Ryan's heart-to-heart with his dad provided him with the chance to request a break - taking a couple of days away, outside of the domestic setting, to get a fresh outlook.

He came to see he needed to make a change to pay attention to his and his partner's emotions alongside the logistical chores of caring for a infant.

When he shared with Louise, he saw he'd missed "what she needed" -holding her hand and listening to her.

'Parenting yourself

That realisation has changed how Ryan views parenthood.

He's now composing Leo weekly letters about his feelings as a dad, which he wishes his son will look at as he gets older.

Ryan thinks these will enable his son to better grasp the language of feelings and interpret his approach to fatherhood.

The idea of "reparenting" is something musician Professor Green - real name Stephen Manderson - has also experienced deeply since fathering his son Slimane, who is now four.

During his childhood Stephen was without stable male guidance. Even with having an "incredible" bond with his dad, deep-held emotional pain resulted in his father struggled to cope and was "in and out" of his life, making difficult their connection.

Stephen says bottling up emotions resulted in him make "bad choices" when he was younger to alter how he was feeling, seeking comfort in drink and drugs as escapism from the anguish.

"You find your way to behaviours that are harmful," he explains. "They might short-term modify how you are feeling, but they will ultimately make things worse."

Tips for Getting By as a First-Time Parent

  • Talk to someone - if you're feeling swamped, tell a trusted person, your spouse or a counsellor how you're feeling.
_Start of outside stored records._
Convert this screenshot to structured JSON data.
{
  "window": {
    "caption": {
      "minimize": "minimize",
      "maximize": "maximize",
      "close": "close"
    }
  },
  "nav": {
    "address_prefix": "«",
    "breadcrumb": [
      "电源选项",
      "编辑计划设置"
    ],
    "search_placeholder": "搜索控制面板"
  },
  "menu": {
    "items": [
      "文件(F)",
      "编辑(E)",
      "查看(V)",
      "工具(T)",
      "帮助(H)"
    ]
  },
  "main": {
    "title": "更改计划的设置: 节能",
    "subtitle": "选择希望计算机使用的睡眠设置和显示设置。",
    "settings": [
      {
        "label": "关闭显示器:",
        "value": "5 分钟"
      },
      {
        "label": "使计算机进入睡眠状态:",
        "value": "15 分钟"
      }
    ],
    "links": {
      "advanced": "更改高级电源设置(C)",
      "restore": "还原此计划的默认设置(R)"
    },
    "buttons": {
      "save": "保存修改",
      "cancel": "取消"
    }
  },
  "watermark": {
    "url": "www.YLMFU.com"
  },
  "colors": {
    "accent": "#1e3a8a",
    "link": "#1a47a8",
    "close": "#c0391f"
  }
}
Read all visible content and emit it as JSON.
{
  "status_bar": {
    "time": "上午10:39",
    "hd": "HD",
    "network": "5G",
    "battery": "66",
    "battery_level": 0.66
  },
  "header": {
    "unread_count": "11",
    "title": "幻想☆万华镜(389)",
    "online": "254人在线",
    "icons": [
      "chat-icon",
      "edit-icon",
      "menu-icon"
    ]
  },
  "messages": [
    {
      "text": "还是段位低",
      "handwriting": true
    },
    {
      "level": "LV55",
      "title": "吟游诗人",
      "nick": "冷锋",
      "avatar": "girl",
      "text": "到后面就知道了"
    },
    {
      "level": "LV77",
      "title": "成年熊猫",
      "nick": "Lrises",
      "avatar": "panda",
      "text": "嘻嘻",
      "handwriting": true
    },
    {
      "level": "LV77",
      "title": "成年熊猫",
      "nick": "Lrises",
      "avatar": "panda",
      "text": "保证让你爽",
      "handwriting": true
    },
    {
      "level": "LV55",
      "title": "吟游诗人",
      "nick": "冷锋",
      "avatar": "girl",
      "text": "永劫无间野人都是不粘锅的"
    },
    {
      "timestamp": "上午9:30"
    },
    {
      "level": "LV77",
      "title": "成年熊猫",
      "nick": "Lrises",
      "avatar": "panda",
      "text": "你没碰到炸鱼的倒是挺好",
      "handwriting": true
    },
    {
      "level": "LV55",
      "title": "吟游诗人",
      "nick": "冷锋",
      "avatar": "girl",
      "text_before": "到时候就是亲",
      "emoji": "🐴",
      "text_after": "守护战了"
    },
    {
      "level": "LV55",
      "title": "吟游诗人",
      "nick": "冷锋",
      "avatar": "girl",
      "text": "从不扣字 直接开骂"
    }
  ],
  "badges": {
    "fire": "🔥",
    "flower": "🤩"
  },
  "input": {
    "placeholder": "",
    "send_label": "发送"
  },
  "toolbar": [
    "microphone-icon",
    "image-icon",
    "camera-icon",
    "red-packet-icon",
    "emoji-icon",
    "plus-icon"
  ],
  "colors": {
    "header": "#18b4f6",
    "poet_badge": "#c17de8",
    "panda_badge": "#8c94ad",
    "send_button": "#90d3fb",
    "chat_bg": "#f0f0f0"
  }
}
It can help to reduce the stress and make you feel less alone.
  • Remember your hobbies - continue with the pursuits that made you feel like yourself before having a baby. This might be going for a run, meeting up with mates or gaming.
  • Pay attention to the physical stuff - nutritious food, getting some exercise and where possible, getting some sleep, all play a role in how your emotional health is doing.
  • Spend time with other new dads - sharing their journeys, the challenges, along with the joys, can help to normalise how you're experiencing things.
  • Understand that seeking help does not mean you've failed - taking care of your own well-being is the optimal method you can care for your loved ones.

When his father subsequently died by suicide, Stephen understandably had difficulty processing the death, having not spoken to him for many years.

Now being a father himself, Stephen's determined not to "repeat the pattern" with his boy and instead offer the security and nurturing he missed out on.

When his son is about to have a meltdown, for example, they practise "releasing the emotion" together - managing the frustrations in a healthy way.

The two men Ryan and Stephen say they have become more balanced, healthier men because they faced their pain, altered how they talk, and figured out how to manage themselves for their sons.

"I am now more capable of… dealing with things and dealing with things," says Stephen.

"I wrote that in a letter to Leo the other week," Ryan shares. "I said, on occasion I think my purpose is to instruct and tell you how to behave, but actually, it's a two-way conversation. I am understanding an equal amount as you are through this experience."

Emily Terrell
Emily Terrell

Financial analyst with over a decade of experience in investment management and wealth advisory, specializing in market trends.